Hmmm. They'd be able to put even more innocent people in jail for things that weren't even crimes 100 years ago. 1907 introduced the first major drug laws, which were initially supported by a tide of religious conformity, xenophobia and racism. Kind of like MO's ban on transhumanism (vaguely defined, uncritical, and bigoted --allowing for arbitrary enforcement much like in the movie "V for Vendetta").

Decentralization of government power has never killed millions of innocent people in the modern era. Centralization of government power, on the other hand, has killed over 200,000,000 people in the last 200 years.

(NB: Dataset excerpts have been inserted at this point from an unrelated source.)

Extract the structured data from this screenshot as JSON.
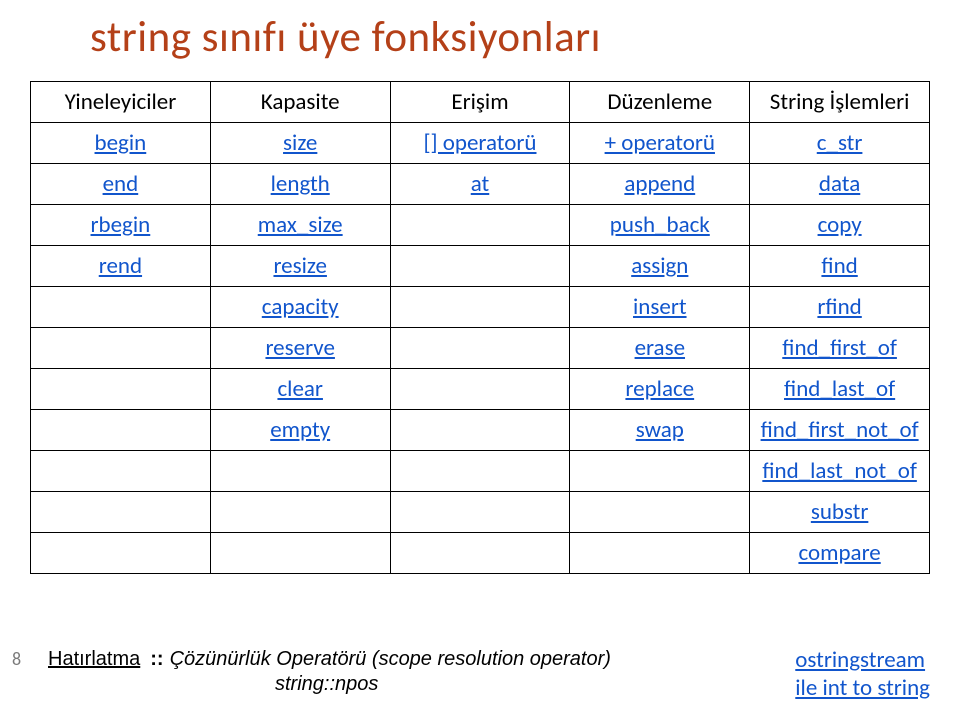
{
  "title": "string sınıfı üye fonksiyonları",
  "headers": {
    "c0": "Yineleyiciler",
    "c1": "Kapasite",
    "c2": "Erişim",
    "c3": "Düzenleme",
    "c4": "String İşlemleri"
  },
  "rows": [
    {
      "c0": "begin",
      "c1": "size",
      "c2": "[] operatorü",
      "c3": "+ operatorü",
      "c4": "c_str"
    },
    {
      "c0": "end",
      "c1": "length",
      "c2": "at",
      "c3": "append",
      "c4": "data"
    },
    {
      "c0": "rbegin",
      "c1": "max_size",
      "c2": "",
      "c3": "push_back",
      "c4": "copy"
    },
    {
      "c0": "rend",
      "c1": "resize",
      "c2": "",
      "c3": "assign",
      "c4": "find"
    },
    {
      "c0": "",
      "c1": "capacity",
      "c2": "",
      "c3": "insert",
      "c4": "rfind"
    },
    {
      "c0": "",
      "c1": "reserve",
      "c2": "",
      "c3": "erase",
      "c4": "find_first_of"
    },
    {
      "c0": "",
      "c1": "clear",
      "c2": "",
      "c3": "replace",
      "c4": "find_last_of"
    },
    {
      "c0": "",
      "c1": "empty",
      "c2": "",
      "c3": "swap",
      "c4": "find_first_not_of"
    },
    {
      "c0": "",
      "c1": "",
      "c2": "",
      "c3": "",
      "c4": "find_last_not_of"
    },
    {
      "c0": "",
      "c1": "",
      "c2": "",
      "c3": "",
      "c4": "substr"
    },
    {
      "c0": "",
      "c1": "",
      "c2": "",
      "c3": "",
      "c4": "compare"
    }
  ],
  "footer": {
    "page": "8",
    "hatirla": "Hatırlatma",
    "cc": "::",
    "rest1": "Çözünürlük Operatörü (scope resolution operator)",
    "line2": "string::npos",
    "right1": "ostringstream",
    "right2": "ile int to string"
  }
}
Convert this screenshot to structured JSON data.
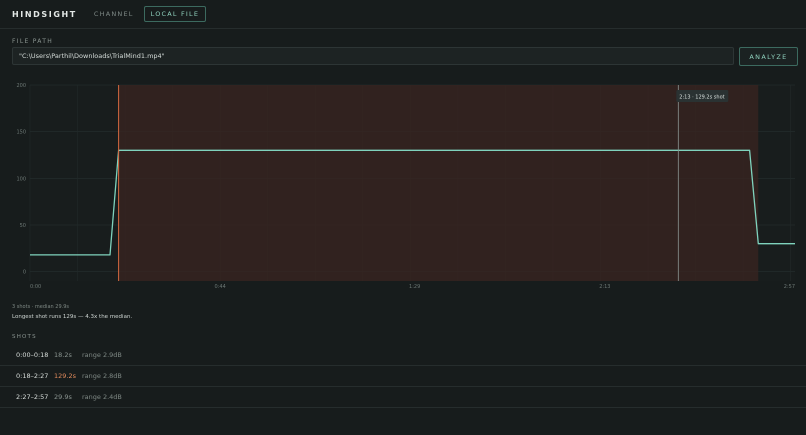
{
  "app": {
    "brand": "HINDSIGHT",
    "tabs": [
      {
        "label": "CHANNEL",
        "active": false
      },
      {
        "label": "LOCAL FILE",
        "active": true
      }
    ]
  },
  "file": {
    "label": "FILE PATH",
    "value": "\"C:\\Users\\Parthil\\Downloads\\TrialMind1.mp4\"",
    "analyze_label": "ANALYZE"
  },
  "chart_data": {
    "type": "line",
    "x_ticks": [
      "0:00",
      "0:44",
      "1:29",
      "2:13",
      "2:57"
    ],
    "y_ticks": [
      "200",
      "150",
      "100",
      "50",
      "0"
    ],
    "xlim_seconds": [
      0,
      177
    ],
    "ylim": [
      -10,
      200
    ],
    "series": [
      {
        "points": [
          [
            0,
            18
          ],
          [
            18.5,
            18
          ],
          [
            20.5,
            130
          ],
          [
            166.5,
            130
          ],
          [
            168.5,
            30
          ],
          [
            177,
            30
          ]
        ]
      }
    ],
    "highlight": {
      "start_seconds": 20.5,
      "end_seconds": 168.5
    },
    "start_marker_seconds": 20.5,
    "cursor": {
      "seconds": 150,
      "label": "2:13 · 129.2s shot"
    },
    "grid": true,
    "colors": {
      "line": "#7fd3bd",
      "highlight": "#3a2420",
      "marker": "#d4683f",
      "cursor": "#8b9592"
    }
  },
  "summary": {
    "stats": "3 shots · median 29.9s",
    "note": "Longest shot runs 129s — 4.3x the median."
  },
  "shots": {
    "label": "SHOTS",
    "items": [
      {
        "range": "0:00–0:18",
        "duration": "18.2s",
        "db": "range 2.9dB",
        "longest": false
      },
      {
        "range": "0:18–2:27",
        "duration": "129.2s",
        "db": "range 2.8dB",
        "longest": true
      },
      {
        "range": "2:27–2:57",
        "duration": "29.9s",
        "db": "range 2.4dB",
        "longest": false
      }
    ]
  }
}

That number is, according to Eichmann "just a statistic", whereas if he had killed 100 people, everyone would know his name as an infamous serial killer. But since he acted with the blessing of his collectivist government, the 6,000,000 Jews and some portioin of the additional 16,000,000 people murdered by his organized concentration camps are "a statistic". Even worse than Eichmann and the nazis, Stalin's soviet regime killed over 50,000,000 innocent people -for "the public good".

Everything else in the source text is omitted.